Berry took measurements at the blind site so the blind would fit between the trees and atop the limited swampy soils, and then began pre-construction at his home. The blind's sections and pieces would be assembled later after they were ferried to the site.
Weather delayed construction several times. But finally, on Dec. 2, 2009, transportation of the floor sections to the blind site started the assembly.
In a single day, the support posts and floor were assembled. Jason Brock, Tommy's youngest son, took the photos and helped build the blind. Berry took Jason Brock to visit the place where his father had drowned, which helped him through his grief.
The second and third days were spent erecting the pre-fabricated walls and roof. On the fourth and fifth day of construction, the crew brushed the blind and added a propane heater, benches, and a cooking stove.
The blind was primarily built of wood from a tree on Berry's property, cut on a portable sawmill at a cost of 25 cents per board foot, saving $5,500. Total cost for the lumber was $560, including the use of treated wood for structural areas and plywood for benches and roof.
The men used a tobacco-barn style of construction, with the wall planks running vertically rather than horizontally. The cracks between the planks are covered with narrow strips of wood.
The floor was built in three sections. Two sections measured 8 feet by 6 feet, while the other is 4 feet by 12 feet. The floor joists are 2-inch-by-4-inch lumber set on 24-inch centers with 2-inch-by-6-inch headers along the ends of each section for stability. Support posts were 4-inch-by-4-inch lumber.
The completed floor footprint is 12 feet by 12 feet. The sides rise from the floor 40 inches, and then angle inward and upward. These angled wall sections are 18 inches front to back. A mid-wall runs from the back of the blind to a distance of 8 feet and supports a roof. The 11-foot-long roof is gabled, extending 40 inches on either side of the mid-wall. Height from the floor decking to the roof peak is 7 feet. Hunters enter the blind from a door in the rear and can walk around the mid-wall at the front of the blind to the other side.

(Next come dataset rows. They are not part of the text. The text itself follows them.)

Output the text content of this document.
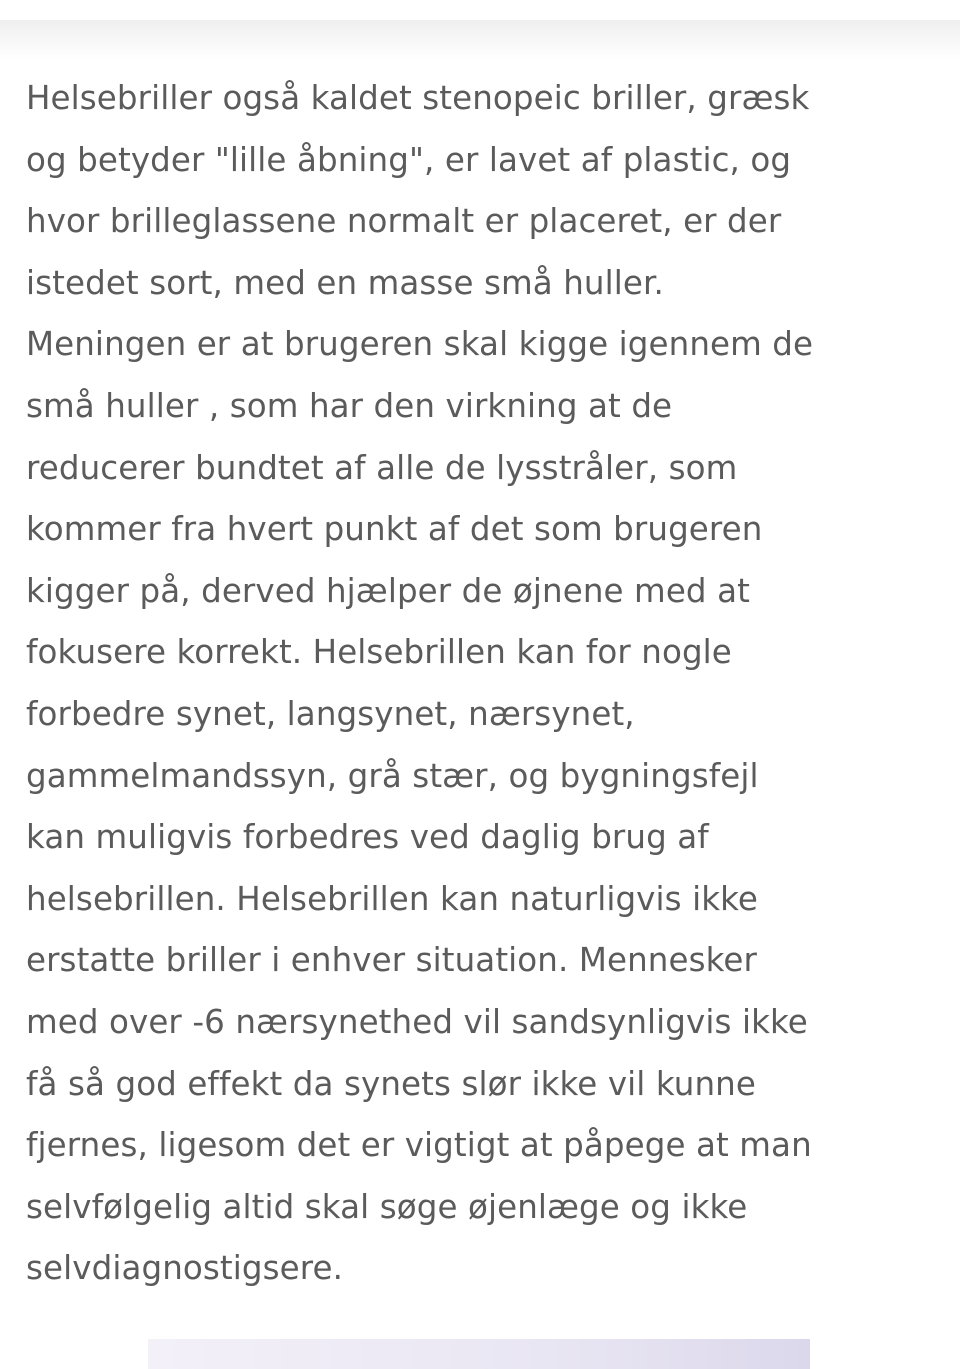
Helsebriller også kaldet stenopeic briller, græsk
og betyder "lille åbning", er lavet af plastic, og
hvor brilleglassene normalt er placeret, er der
istedet sort, med en masse små huller.
Meningen er at brugeren skal kigge igennem de
små huller , som har den virkning at de
reducerer bundtet af alle de lysstråler, som
kommer fra hvert punkt af det som brugeren
kigger på, derved hjælper de øjnene med at
fokusere korrekt. Helsebrillen kan for nogle
forbedre synet, langsynet, nærsynet,
gammelmandssyn, grå stær, og bygningsfejl
kan muligvis forbedres ved daglig brug af
helsebrillen. Helsebrillen kan naturligvis ikke
erstatte briller i enhver situation. Mennesker
med over -6 nærsynethed vil sandsynligvis ikke
få så god effekt da synets slør ikke vil kunne
fjernes, ligesom det er vigtigt at påpege at man
selvfølgelig altid skal søge øjenlæge og ikke
selvdiagnostigsere.
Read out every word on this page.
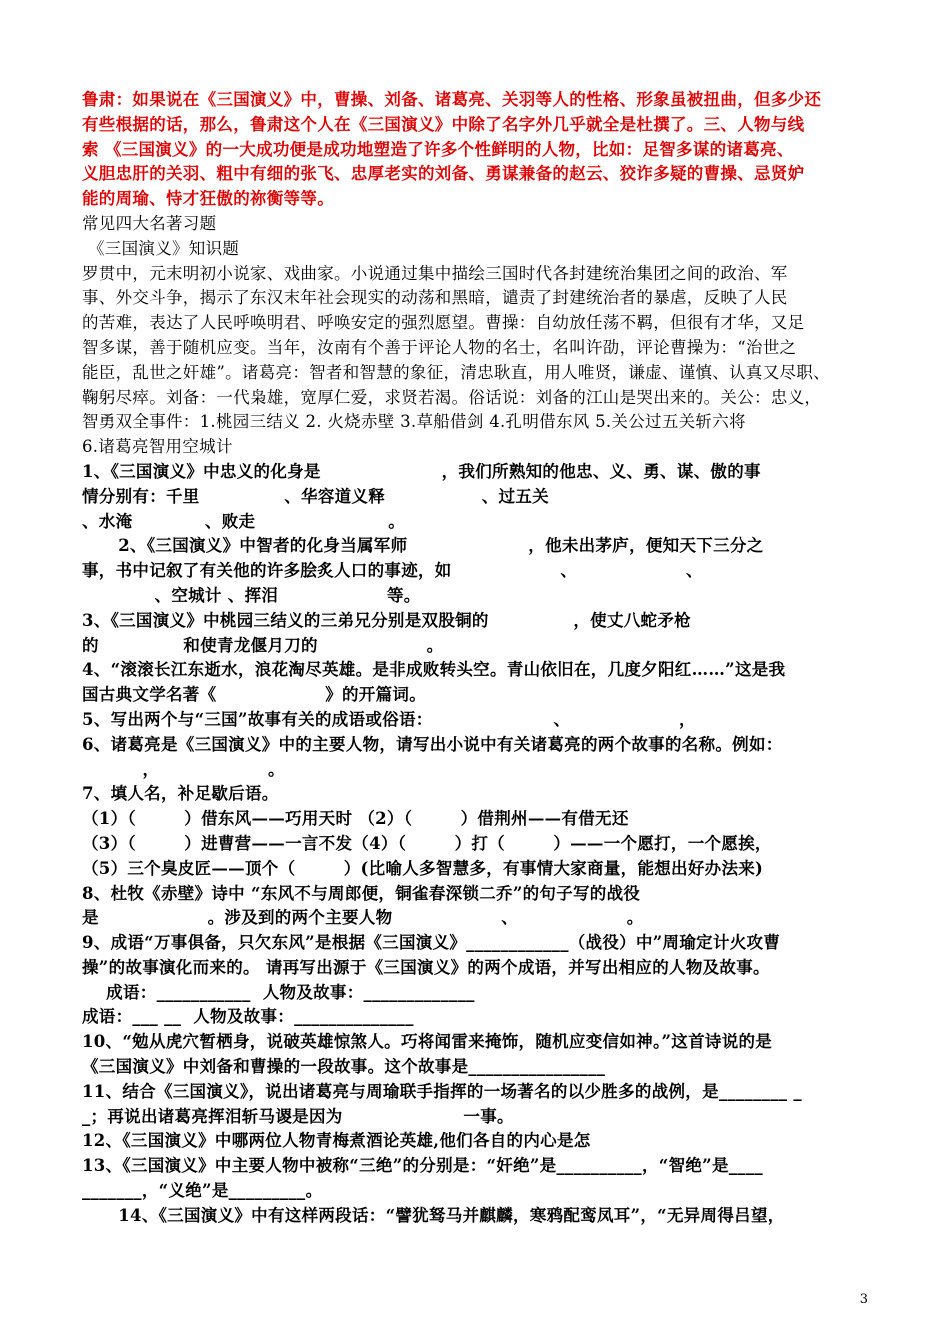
鲁肃：如果说在《三国演义》中，曹操、刘备、诸葛亮、关羽等人的性格、形象虽被扭曲，但多少还
有些根据的话，那么，鲁肃这个人在《三国演义》中除了名字外几乎就全是杜撰了。三、人物与线
索 《三国演义》的一大成功便是成功地塑造了许多个性鲜明的人物，比如：足智多谋的诸葛亮、
义胆忠肝的关羽、粗中有细的张飞、忠厚老实的刘备、勇谋兼备的赵云、狡诈多疑的曹操、忌贤妒
能的周瑜、恃才狂傲的祢衡等等。
常见四大名著习题
《三国演义》知识题
罗贯中，元末明初小说家、戏曲家。小说通过集中描绘三国时代各封建统治集团之间的政治、军
事、外交斗争，揭示了东汉末年社会现实的动荡和黑暗，谴责了封建统治者的暴虐，反映了人民
的苦难，表达了人民呼唤明君、呼唤安定的强烈愿望。曹操：自幼放任荡不羁，但很有才华，又足
智多谋，善于随机应变。当年，汝南有个善于评论人物的名士，名叫许劭，评论曹操为：“治世之
能臣，乱世之奸雄”。诸葛亮：智者和智慧的象征，清忠耿直，用人唯贤，谦虚、谨慎、认真又尽职、
鞠躬尽瘁。刘备：一代枭雄，宽厚仁爱，求贤若渴。俗话说：刘备的江山是哭出来的。关公：忠义，
智勇双全事件：1.桃园三结义 2. 火烧赤壁 3.草船借剑 4.孔明借东风 5.关公过五关斩六将
6.诸葛亮智用空城计
1、《三国演义》中忠义的化身是                    ，我们所熟知的他忠、义、勇、谋、傲的事
情分别有：千里              、华容道义释                、过五关
、水淹            、败走                      。
2、《三国演义》中智者的化身当属军师                    ，他未出茅庐，便知天下三分之
事，书中记叙了有关他的许多脍炙人口的事迹，如                  、                  、
、空城计 、挥泪                  等。
3、《三国演义》中桃园三结义的三弟兄分别是双股铜的              ，使丈八蛇矛枪
的              和使青龙偃月刀的                  。
4、“滚滚长江东逝水，浪花淘尽英雄。是非成败转头空。青山依旧在，几度夕阳红……”这是我
国古典文学名著《                  》的开篇词。
5、写出两个与“三国”故事有关的成语或俗语：                    、                  ，
6、诸葛亮是《三国演义》中的主要人物，请写出小说中有关诸葛亮的两个故事的名称。例如：
，                  。
7、填人名，补足歇后语。
（1）（        ）借东风——巧用天时 （2）（        ）借荆州——有借无还
（3）（        ）进曹营——一言不发（4）（        ）打（        ）——一个愿打，一个愿挨，
（5）三个臭皮匠——顶个（        ）(比喻人多智慧多，有事情大家商量，能想出好办法来)
8、杜牧《赤壁》诗中 “东风不与周郎便，铜雀春深锁二乔”的句子写的战役
是                  。涉及到的两个主要人物                  、                  。
9、成语“万事俱备，只欠东风”是根据《三国演义》____________（战役）中”周瑜定计火攻曹
操”的故事演化而来的。 请再写出源于《三国演义》的两个成语，并写出相应的人物及故事。
成语：___________  人物及故事：_____________
成语：___ __  人物及故事：______________
10、“勉从虎穴暂栖身，说破英雄惊煞人。巧将闻雷来掩饰，随机应变信如神。”这首诗说的是
《三国演义》中刘备和曹操的一段故事。这个故事是________________
11、结合《三国演义》，说出诸葛亮与周瑜联手指挥的一场著名的以少胜多的战例，是________ _
_；再说出诸葛亮挥泪斩马谡是因为                    一事。
12、《三国演义》中哪两位人物青梅煮酒论英雄,他们各自的内心是怎
13、《三国演义》中主要人物中被称“三绝”的分别是：“奸绝”是__________，“智绝”是____
_______，“义绝”是_________。
14、《三国演义》中有这样两段话：“譬犹驽马并麒麟，寒鸦配鸾凤耳”，“无异周得吕望，
3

The duck blind has three wooden benches. The front bench is 18 inches wide by 6 feet long. The side benches, located back to back along the mid-wall, are 24 inches wide by 8 feet long. The front bench attaches to the ends of the two side benches. The benches are made of plywood and are boxed in around the bases. The tops are hinged for access to the compartments. Metal swing gates cover vent holes in the bench lids and sides to allow gear inside to dry.
Two 25,000-btu propane heaters are located along the front wall, and an RV cooking stove/oven is positioned in the rear corner. Another 30,000-btu propane heater set at the rear of the blind inside the bench seat nearest the cooking stove delivers forced hot air.
Slats nailed to the vertical strips along the outside of the blind create brush holders in the gaps left between the strips. Notches in boards set along the top of the blind's sides create gun racks. The notched boards are also angled toward the outside of the blind and attached to backboards, creating a continuous shell and gear trough all along the edge of the blind behind the gun barrel notches.
The completed duck blind allows shooting from three sides. A three-rung aluminum stepladder allows access from the ground level to the blind.
"It is my wish that all Wildfowl readers use caution while boating," Tatem said. "Ernest and I have learned this lesson by losing a good hunting partner and fellow brother in Christ. We have strict rules about wearing a life jacket in the boat. Life jackets are like seat belts in cars. They don't do any good unless they are being used.
"Ernest and myself will have years of fun using our duck blind and carrying on the tradition of sharing our passion for duck hunting as Tommy Brock did with me."